Миру Овцебыка противостоит другой – монастырский, с его старинным укладом быта, чудотворными иконами, верой. Здесь жизнь протекает в труде, пении, в рассказах о странниках, разбойниках, в слове, в непосредственной близости к природе. Непреложное отношение к бытию, простое и мудрое – уж что определено Богом, то и будет. Отсюда и покой, и весёлая беспечность, и «чисто русское равнодушие к самому себе». Мало что изменилось за прошедшие годы. Это понимает рассказчик, но не Овцебык.

Усиливает несовместимость Богословского и окружающей жизни появление в повествовании главного оппонента героя, Александра Ивановича Свиридова. Возникает необходимая драматическому повествованию оппозиция: Овцебык – «ни барин, ни крестьянин, да и ни на что никуда не годящийся», – и талантливый Свиридов, одарённый ясным практическим умом. И самое обидное для Овцебыка в том, что этого нового хозяина жизни не в чем упрекнуть: не промотавшийся помещик, не разночинец, не церковного звания, а бывший крепостной (!), в 19 лет откупивший сам себя, обучившийся строительному делу, даже в Германию ездил совершенствоваться, потом откупивший семью, крепостную девушку Настасью Петровну, ставшую его женой и «правой рукой» Свиридова: «Она и хозяйство по хутору ведёт, и приказчиков отчитывает, и лес или хлеб, если нужно куда на заводы, покупает». Невольно рядом встают другие факты: нищенствующая старуха-мать Богословского умирает в богадельне, а жена, без смысла и любви взятая у раскольников, брошена на произвол судьбы.

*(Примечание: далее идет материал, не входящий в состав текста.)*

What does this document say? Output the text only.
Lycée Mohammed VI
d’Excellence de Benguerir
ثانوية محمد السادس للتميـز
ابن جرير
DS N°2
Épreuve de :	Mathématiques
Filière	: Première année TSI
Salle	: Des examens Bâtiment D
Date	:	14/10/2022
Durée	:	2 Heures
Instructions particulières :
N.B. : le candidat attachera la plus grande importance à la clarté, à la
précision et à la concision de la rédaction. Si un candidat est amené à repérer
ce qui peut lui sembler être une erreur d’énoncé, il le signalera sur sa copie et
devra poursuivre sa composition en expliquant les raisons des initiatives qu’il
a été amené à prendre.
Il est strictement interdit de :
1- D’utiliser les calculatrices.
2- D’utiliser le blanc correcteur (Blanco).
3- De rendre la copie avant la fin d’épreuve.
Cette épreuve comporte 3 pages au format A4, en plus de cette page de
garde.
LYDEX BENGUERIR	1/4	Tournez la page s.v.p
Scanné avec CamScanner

К этим людям определяется на работу Богословский по протекции рассказчика. И наступает для Василия Петровича время великого искушения. Оказалось, что не все мужчины – пьяницы, а женщины – дуры. За этим фактом просматривался другой, более серьёзный и типичный; история неумолимо поворачивала от патриархального быта со всеми его плюсами и минусами в буржуазно-капиталистическое русло и предъявляла человеку новые жёсткие требования: хочешь жить – работай, твори, ищи себе место. Пытался Овцебык наглядно объяснить рабочим Свиридова, что такое революция, но они не пошли за ним.

Горечью и обидой пронизано письмо Богословского к рассказчику в Петербург, в котором он писал о Свиридове: «…вижу, что он, сей Александр Иванов, мне во всём на дороге стоял, прежде чем я узнал его. Вот кто враг-то народный… С моими мыслями нам вдвоём на одном свете жить не приходится. Я уступлю ему дорогу, ибо он излюбленный их… Никто меня не признает своим, и я сам ни в ком своего не признал».

Смешение добра и зла, амбивалентная природа сознания героя, где нет веры и любви, благодарности и добросердечия, всего того, что сам герой называл «страстями», выталкивают его сначала из общества, а потом и из жизни. Самоубийство его такое же нелепое, как и «теории».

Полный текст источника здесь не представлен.